Meyer and Sarah Tweedt, a Smithsonian research associate in invertebrate zoology, conducted the workshop with the support of Dean Janiak, a biologist and one of the resident scientists based at the Smithsonian Marine Station.
“Watching them work was a mind-blowing experience,” said Rida Talukdar, a PBSC student pursuing an associate degree in environmental science technology and Dr. Miles’ student assistant. “The scientists would always make sure to stop and explain what they were doing and if we ever had any questions, they would explain everything to us, teaching us all the processes of disassembling the ARMS and how to study the creatures.”
Poring over the information
Hundreds of species were discovered living in the three ARMS, but thousands more remain to be discovered using DNA metabarcoding techniques over the next several months. Miles will then work toward publishing the findings and hopes to create a public exhibit that can move from nature center to nature center and campus to campus, to share what the team discovered.

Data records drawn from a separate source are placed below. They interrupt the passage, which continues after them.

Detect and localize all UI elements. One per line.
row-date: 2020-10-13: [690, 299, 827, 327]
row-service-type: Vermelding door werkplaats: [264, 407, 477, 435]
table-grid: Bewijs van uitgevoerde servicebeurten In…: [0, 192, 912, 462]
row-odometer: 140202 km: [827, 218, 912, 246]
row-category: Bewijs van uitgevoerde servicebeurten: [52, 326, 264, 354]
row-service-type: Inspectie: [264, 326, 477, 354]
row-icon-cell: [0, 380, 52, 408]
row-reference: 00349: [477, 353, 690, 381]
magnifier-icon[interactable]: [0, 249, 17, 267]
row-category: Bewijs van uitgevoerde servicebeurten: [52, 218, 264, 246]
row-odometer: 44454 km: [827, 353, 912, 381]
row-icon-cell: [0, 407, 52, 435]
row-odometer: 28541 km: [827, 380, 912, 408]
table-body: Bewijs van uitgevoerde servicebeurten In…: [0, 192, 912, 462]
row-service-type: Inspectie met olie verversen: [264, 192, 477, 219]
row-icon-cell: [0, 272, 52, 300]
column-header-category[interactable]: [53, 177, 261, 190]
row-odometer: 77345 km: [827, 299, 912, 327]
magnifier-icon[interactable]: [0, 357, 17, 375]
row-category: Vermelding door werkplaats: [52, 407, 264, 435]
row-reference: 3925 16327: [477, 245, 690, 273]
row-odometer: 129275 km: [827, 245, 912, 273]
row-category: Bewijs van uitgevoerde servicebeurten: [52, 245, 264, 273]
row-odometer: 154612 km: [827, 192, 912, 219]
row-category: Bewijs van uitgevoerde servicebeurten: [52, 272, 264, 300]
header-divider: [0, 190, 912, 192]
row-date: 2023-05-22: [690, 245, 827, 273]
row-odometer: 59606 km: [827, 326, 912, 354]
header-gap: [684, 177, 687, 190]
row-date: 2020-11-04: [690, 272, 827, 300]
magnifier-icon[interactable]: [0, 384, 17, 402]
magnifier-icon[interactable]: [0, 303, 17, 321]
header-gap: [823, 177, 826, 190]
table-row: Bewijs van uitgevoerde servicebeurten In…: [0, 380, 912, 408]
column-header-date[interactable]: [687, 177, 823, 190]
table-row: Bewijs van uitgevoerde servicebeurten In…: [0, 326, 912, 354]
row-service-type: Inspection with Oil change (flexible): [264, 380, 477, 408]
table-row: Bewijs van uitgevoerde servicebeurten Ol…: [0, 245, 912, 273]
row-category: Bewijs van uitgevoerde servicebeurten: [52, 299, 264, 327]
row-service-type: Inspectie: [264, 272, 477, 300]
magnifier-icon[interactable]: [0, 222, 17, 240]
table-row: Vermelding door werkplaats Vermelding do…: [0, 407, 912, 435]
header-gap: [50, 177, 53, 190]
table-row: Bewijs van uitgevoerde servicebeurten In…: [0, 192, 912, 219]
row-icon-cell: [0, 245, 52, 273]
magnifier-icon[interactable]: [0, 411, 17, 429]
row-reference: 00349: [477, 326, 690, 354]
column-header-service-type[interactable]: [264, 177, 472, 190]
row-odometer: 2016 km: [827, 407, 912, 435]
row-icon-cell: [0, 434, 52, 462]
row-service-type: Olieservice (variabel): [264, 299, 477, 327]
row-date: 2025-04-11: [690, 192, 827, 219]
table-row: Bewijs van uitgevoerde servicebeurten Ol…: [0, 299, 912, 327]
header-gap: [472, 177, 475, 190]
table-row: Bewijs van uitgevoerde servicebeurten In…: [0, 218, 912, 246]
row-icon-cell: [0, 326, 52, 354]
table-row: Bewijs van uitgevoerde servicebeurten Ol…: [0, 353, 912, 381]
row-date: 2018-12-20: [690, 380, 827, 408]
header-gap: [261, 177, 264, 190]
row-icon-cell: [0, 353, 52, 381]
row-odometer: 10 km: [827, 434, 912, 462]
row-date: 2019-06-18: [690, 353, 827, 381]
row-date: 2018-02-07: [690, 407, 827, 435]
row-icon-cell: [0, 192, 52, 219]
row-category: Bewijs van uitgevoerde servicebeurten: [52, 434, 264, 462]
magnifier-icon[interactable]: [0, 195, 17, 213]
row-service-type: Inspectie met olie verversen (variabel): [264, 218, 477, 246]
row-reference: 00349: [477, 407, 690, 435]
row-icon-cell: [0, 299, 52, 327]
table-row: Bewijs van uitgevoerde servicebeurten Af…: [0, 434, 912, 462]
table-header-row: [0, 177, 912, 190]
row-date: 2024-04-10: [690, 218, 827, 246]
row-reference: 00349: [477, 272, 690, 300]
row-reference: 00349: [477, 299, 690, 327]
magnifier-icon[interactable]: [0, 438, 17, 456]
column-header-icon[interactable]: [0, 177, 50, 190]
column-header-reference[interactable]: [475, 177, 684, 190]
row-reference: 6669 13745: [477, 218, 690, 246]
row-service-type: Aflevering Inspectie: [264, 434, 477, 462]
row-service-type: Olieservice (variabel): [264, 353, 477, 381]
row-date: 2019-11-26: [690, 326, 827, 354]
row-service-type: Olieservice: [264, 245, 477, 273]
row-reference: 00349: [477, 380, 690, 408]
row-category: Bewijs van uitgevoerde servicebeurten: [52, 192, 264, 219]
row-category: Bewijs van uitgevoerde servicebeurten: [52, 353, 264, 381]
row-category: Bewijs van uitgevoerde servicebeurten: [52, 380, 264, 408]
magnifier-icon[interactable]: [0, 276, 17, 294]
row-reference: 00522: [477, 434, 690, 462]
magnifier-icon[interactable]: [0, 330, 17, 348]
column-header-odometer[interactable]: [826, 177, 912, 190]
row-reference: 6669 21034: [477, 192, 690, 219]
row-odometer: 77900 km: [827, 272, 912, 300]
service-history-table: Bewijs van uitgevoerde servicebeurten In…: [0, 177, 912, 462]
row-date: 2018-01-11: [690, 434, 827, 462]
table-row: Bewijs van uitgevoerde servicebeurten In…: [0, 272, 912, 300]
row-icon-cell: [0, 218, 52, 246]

“A lot of people experience the ocean, but just on the surface, as a blanket of blue water. They don’t get to see what’s going on underneath,” Miles said. “They don’t get to know these characters that are really sustaining the health and vitality of our coastal ecosystem. We get a chance to do that if we scuba dive, but most people do not get to have that kind of opportunity. So this is a way for us to bring all of that information to light.”
GianAntoni Consalvo, another of Miles’ students, plans a career in wildlife biology that will involve field research like he experienced with the ARMS retrieval and lab analysis.
“This experience was honestly, probably one of the most exciting things that has happened to me in my life so far,” Consalvo said. “Because, I mean, who doesn’t want to go find out what creatures are living inside these little artificial reefs. It gave me a taste of what it’s like to do something like this, and now that I have, it’s like I’m hooked — I don’t want to do anything else.”